I have done DEG analysis on de novo assembly created via Trinity software.
Now I want to pull out my DEG sequences for annotation, and I have created two collection.fasta files containing the ID names of those DEGs (one for Male sample DEGs and one for female sample DEGs)
but the DEG result IDs is as: TRINITY_DN212724_c0_g1 and the structure of Trinity.fasta is as TRINITY_DN212724_c0_g1_i# and it is usual that each gene has several isoformes.
I have used a program called "faSomeRecords" but it seems that it could not collect all the isoform of a gene ID automatically.
I have add "_i* " at the end of all gene IDs in the DEG files, but no chance !

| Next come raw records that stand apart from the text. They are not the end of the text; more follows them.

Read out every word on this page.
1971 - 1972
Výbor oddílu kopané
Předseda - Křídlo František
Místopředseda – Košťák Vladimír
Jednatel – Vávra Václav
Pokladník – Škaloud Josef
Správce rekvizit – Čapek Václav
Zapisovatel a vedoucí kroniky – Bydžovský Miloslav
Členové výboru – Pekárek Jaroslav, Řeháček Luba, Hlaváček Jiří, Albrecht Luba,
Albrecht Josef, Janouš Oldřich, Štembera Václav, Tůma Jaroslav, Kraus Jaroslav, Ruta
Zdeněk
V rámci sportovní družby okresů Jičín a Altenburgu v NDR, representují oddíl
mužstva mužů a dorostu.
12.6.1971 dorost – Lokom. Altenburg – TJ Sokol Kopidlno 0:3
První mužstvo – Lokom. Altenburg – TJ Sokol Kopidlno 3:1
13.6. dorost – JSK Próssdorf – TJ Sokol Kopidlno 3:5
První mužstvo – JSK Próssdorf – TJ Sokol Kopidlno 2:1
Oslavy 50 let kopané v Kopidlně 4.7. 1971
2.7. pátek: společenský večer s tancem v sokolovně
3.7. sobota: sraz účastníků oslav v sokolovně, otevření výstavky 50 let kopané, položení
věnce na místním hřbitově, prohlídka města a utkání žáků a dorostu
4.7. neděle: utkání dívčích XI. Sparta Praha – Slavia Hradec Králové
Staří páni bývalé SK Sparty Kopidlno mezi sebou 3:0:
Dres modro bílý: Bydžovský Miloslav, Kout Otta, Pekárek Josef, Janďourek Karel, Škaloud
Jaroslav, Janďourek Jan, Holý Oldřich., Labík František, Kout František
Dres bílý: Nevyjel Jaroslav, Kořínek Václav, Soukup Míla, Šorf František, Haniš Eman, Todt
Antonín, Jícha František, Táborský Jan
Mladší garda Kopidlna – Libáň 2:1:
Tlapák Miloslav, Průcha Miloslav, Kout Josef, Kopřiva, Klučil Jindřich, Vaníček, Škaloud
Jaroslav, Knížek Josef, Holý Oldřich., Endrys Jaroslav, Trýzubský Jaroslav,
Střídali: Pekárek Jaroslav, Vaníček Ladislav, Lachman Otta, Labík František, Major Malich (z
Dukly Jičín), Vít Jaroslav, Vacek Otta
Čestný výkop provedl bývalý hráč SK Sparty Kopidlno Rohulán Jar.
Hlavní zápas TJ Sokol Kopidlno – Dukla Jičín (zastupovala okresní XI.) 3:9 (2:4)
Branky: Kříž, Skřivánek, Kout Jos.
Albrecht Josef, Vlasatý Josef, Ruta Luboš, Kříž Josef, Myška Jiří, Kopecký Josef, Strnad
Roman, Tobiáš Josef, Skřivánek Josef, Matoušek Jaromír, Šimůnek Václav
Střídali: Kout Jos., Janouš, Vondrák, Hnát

I need a tool to collect all isoforms of some selected genes (collection.fasta file) from Trinity.fasta file, please.
Thank you in advance
Dear st.ph.n,
Thank you for sharing your valuable script!
I will check it.
Hope it works well for you. You should also change your question title to 'Question: how to collect all isoforms of a gene from Trinity.fasta file?'
Yes, I have corrected it.
It seems that it works, Thank you
Dear st.ph.n Hi,
Do you have any script that can check the Trinity.fasta file and give a list of those transcripts (IDs) that have only one isoform ?
I will appreciate if you share your valuable script with me.
Thanks!
Dear st.ph.n, Could you provide for me the original script you used that takes the longest isoform per gene and that writes it to a new fasta? It would be greatly appreciated.
Sorry to bring an older post back up, but I've been trying to use this script and it doesn't seem to be outputting anything for me. Any help would be appreciated!